Acro Yoga: saiba mais sobre a prática que conquistou as famosas

O Acro Yoga mescla ginástica acrobática com exercícios do ioga e massagem tailandesa. Para saber mais sobre a técnica adorada por famosas como Gisele Bündchen e Grazi Massafera, conversamos com Andre Ananta, do Studio Yoga Integral, em São Paulo.

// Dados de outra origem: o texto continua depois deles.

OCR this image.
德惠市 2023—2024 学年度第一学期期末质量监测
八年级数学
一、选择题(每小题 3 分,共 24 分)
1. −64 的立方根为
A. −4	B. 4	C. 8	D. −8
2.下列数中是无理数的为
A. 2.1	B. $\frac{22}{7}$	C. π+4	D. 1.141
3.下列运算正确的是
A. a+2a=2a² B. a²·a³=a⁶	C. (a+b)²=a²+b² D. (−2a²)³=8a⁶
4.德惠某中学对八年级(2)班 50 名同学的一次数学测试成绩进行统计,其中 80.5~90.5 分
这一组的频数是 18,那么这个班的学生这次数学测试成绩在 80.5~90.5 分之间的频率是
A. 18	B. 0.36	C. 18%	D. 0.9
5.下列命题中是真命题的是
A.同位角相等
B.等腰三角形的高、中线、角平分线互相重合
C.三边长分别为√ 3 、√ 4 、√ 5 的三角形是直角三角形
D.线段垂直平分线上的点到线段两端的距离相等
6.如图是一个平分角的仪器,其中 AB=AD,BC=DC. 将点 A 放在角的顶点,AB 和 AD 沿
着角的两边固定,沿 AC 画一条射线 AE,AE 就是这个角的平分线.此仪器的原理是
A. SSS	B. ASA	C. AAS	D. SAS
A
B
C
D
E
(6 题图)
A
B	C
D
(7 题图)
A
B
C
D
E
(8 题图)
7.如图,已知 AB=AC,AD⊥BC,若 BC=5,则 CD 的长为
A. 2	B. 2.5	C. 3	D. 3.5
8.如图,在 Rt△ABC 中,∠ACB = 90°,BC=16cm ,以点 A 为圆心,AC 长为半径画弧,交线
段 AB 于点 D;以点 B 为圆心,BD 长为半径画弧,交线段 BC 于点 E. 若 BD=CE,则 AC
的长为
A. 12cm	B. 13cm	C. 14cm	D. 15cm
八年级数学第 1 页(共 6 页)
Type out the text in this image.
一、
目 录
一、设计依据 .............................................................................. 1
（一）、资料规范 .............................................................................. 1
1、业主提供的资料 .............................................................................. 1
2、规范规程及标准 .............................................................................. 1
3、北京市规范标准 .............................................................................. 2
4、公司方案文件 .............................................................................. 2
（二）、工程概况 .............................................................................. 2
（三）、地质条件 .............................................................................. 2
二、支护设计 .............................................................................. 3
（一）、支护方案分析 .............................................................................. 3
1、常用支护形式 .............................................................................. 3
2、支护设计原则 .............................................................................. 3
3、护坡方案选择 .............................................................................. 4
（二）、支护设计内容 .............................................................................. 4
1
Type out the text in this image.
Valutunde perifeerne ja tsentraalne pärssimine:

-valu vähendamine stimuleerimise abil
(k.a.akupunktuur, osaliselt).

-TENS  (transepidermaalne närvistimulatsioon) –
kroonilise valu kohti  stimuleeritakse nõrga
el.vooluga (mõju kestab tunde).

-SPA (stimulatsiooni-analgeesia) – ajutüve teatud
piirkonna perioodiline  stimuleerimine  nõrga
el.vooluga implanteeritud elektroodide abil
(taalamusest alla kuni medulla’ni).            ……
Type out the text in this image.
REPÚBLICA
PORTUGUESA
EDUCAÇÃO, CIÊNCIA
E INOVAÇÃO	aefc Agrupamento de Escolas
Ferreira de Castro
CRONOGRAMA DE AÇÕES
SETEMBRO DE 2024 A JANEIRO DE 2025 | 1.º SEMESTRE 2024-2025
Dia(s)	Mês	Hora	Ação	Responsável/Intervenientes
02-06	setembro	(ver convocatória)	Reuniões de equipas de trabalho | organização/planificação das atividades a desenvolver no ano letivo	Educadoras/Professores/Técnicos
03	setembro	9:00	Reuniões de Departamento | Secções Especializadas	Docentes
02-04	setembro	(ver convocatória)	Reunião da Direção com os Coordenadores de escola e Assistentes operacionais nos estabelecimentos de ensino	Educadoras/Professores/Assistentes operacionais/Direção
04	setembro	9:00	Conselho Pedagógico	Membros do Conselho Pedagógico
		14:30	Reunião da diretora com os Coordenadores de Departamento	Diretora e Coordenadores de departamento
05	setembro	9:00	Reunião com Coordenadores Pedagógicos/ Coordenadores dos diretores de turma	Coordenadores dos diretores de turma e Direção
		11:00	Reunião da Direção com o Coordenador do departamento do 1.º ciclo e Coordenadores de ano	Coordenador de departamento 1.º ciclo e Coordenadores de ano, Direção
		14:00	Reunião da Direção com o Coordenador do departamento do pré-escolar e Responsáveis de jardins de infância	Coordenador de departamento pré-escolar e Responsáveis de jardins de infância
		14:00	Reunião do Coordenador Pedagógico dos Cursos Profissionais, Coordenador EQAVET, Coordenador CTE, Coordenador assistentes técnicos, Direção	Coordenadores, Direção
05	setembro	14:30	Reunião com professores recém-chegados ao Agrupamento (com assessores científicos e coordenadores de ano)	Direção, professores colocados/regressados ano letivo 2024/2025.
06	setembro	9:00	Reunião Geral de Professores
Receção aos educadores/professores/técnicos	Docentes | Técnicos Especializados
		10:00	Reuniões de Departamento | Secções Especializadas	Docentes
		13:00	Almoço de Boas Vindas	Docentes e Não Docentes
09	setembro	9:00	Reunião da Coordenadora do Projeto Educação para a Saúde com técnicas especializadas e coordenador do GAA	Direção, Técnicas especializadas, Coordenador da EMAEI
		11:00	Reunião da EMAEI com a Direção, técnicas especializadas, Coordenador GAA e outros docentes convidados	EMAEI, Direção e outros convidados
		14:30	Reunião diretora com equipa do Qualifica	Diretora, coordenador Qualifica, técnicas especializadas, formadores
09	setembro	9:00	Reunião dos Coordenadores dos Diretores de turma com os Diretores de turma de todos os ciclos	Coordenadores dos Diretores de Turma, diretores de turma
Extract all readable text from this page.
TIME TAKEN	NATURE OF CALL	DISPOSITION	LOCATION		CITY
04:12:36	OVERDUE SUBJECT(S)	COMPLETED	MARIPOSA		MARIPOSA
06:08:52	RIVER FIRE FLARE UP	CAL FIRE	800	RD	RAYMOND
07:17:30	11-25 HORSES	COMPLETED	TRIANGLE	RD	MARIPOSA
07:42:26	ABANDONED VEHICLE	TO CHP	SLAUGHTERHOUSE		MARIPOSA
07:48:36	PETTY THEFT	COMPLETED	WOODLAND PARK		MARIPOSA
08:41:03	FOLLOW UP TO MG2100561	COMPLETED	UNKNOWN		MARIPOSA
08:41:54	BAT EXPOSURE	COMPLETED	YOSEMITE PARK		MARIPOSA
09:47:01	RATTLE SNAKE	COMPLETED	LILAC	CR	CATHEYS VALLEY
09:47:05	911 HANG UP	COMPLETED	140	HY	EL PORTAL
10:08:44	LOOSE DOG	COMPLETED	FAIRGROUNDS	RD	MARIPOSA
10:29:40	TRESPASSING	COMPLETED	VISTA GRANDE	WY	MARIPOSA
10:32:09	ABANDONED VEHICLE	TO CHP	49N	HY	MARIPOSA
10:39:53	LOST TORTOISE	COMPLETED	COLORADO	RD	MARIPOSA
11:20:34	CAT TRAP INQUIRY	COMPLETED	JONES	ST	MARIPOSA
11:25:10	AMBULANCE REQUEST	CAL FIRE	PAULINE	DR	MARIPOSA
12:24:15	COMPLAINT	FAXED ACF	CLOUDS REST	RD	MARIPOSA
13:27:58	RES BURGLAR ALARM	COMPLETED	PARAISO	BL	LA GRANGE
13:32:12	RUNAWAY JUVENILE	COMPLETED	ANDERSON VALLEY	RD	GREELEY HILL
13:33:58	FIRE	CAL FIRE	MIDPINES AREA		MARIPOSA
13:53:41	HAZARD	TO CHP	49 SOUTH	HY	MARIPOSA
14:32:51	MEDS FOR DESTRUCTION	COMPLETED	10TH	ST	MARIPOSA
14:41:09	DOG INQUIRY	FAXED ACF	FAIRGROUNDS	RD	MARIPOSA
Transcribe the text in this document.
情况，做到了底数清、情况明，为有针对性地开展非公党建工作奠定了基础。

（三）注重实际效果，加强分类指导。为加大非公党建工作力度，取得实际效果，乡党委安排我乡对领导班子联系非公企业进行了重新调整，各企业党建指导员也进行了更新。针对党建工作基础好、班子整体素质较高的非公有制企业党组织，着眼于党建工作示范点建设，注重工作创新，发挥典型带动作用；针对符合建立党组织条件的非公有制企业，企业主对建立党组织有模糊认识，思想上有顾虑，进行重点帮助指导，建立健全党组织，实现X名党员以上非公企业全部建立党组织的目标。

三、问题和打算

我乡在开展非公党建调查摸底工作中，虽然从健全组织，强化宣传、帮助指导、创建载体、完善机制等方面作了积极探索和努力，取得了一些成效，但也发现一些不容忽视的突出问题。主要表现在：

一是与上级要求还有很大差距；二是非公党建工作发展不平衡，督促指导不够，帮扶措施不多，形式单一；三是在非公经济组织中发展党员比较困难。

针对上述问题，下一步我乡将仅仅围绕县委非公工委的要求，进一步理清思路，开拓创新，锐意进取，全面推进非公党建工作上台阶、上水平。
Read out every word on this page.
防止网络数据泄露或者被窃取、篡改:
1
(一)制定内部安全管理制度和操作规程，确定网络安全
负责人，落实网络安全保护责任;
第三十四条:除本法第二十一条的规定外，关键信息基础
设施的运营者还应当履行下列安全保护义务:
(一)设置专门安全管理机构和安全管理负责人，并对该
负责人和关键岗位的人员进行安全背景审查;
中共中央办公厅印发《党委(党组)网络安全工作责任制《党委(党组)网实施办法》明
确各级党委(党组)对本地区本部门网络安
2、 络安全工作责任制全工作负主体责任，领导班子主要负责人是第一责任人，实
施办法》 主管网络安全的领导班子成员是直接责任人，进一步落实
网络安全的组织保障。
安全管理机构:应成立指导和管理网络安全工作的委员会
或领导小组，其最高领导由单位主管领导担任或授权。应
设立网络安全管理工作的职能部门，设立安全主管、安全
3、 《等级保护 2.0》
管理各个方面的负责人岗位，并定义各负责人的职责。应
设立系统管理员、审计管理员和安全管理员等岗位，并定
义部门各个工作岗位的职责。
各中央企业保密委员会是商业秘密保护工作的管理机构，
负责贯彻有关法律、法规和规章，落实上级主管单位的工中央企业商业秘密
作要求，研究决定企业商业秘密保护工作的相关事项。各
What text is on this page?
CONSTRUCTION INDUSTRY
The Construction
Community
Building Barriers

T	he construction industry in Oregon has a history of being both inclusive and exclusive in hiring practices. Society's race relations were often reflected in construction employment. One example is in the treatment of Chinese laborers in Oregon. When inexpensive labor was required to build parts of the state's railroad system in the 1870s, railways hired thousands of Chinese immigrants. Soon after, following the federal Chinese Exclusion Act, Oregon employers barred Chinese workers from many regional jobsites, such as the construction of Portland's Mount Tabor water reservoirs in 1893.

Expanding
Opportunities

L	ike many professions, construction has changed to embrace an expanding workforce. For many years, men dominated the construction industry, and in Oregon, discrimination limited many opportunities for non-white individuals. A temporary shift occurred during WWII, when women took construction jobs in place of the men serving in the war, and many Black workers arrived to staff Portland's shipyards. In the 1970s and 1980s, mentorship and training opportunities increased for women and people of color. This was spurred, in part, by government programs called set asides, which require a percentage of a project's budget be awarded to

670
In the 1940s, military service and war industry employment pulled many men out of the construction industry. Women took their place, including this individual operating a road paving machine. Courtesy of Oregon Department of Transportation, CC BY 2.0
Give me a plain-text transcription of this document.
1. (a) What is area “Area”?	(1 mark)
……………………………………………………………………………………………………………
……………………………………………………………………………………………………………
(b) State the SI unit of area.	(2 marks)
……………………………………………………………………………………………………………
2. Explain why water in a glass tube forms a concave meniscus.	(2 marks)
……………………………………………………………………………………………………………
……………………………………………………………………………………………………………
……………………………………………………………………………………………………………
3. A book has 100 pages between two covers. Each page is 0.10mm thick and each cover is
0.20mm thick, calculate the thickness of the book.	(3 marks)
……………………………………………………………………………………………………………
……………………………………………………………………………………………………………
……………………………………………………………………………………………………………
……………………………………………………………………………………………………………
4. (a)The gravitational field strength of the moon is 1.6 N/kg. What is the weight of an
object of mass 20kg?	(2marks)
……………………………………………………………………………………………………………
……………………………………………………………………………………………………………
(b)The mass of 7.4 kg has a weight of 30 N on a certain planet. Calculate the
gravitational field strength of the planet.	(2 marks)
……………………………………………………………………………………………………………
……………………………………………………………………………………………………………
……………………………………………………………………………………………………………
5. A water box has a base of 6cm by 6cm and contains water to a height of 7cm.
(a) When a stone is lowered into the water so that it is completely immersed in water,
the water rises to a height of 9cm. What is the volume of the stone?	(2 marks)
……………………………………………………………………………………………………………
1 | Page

Por Melissa Vaz Atualizado em 22 out 2016, 16h09 - Publicado em 26 jun 2014, 22h00

O que é

É uma prática que combina exercícios do ioga com acrobacias e pode ser feita em dupla ou trio. No Acro Yoga, uma pessoa fica embaixo (chamada de base ou porto) e a outra fica em cima, suspensa no ar (conhecida como voador ou volante). As posições ficam mais desafiadoras a cada etapa – culpa da ginástica acrobática, técnica performática e divertida que deu origem ao Acro Yoga. Já a massagem tailandesa entra com o objetivo de relaxar o voador. Por exemplo: enquanto a base segura o volante com os pés, o massageia com as mãos.

Quem pode praticar

Qualquer pessoa, inclusive quem leva uma vida sedentária, pode praticar o Acro Yoga. “A princípio, a prática do exercício apenas requer muita confiança e concentração”, aponta o professor. Mas quem já tem uma base de ioga leva vantagem e pode iniciar o Acro Yoga a partir de exercícios mais avançados. De qualquer forma, Ananta recomenda que iniciantes mesclem algumas aulas de ioga tradicional às acrobacias para estimular respiração e posturas corretas.

Benefícios

“O Acro Yoga trabalha o corpo intensamente, até mais que o ioga tradicional”, explica Andre Ananta. O praticante adquire consciência do próprio corpo e fortalece todos os músculos. Cada membro da dupla se beneficia de formas diferentes. “A que fica em cima fortalece principalmente o core e melhora o equilíbrio. Já a que fica embaixo se destaca pela força”, conta o especialista. Além dos benefícios físicos, a técnica fortalece a autoestima e a confiança no parceiro de exercício – por isso a prática é bastante procurada por casais.

Contraindicações

A supervisão de um professor é fundamental para evitar movimentos errados e quedas. Mas se você tem problemas de coluna, nos punhos, labirinte ou pressão alta, é melhor ficar longe da atividade para não apresentar pioras no quadro.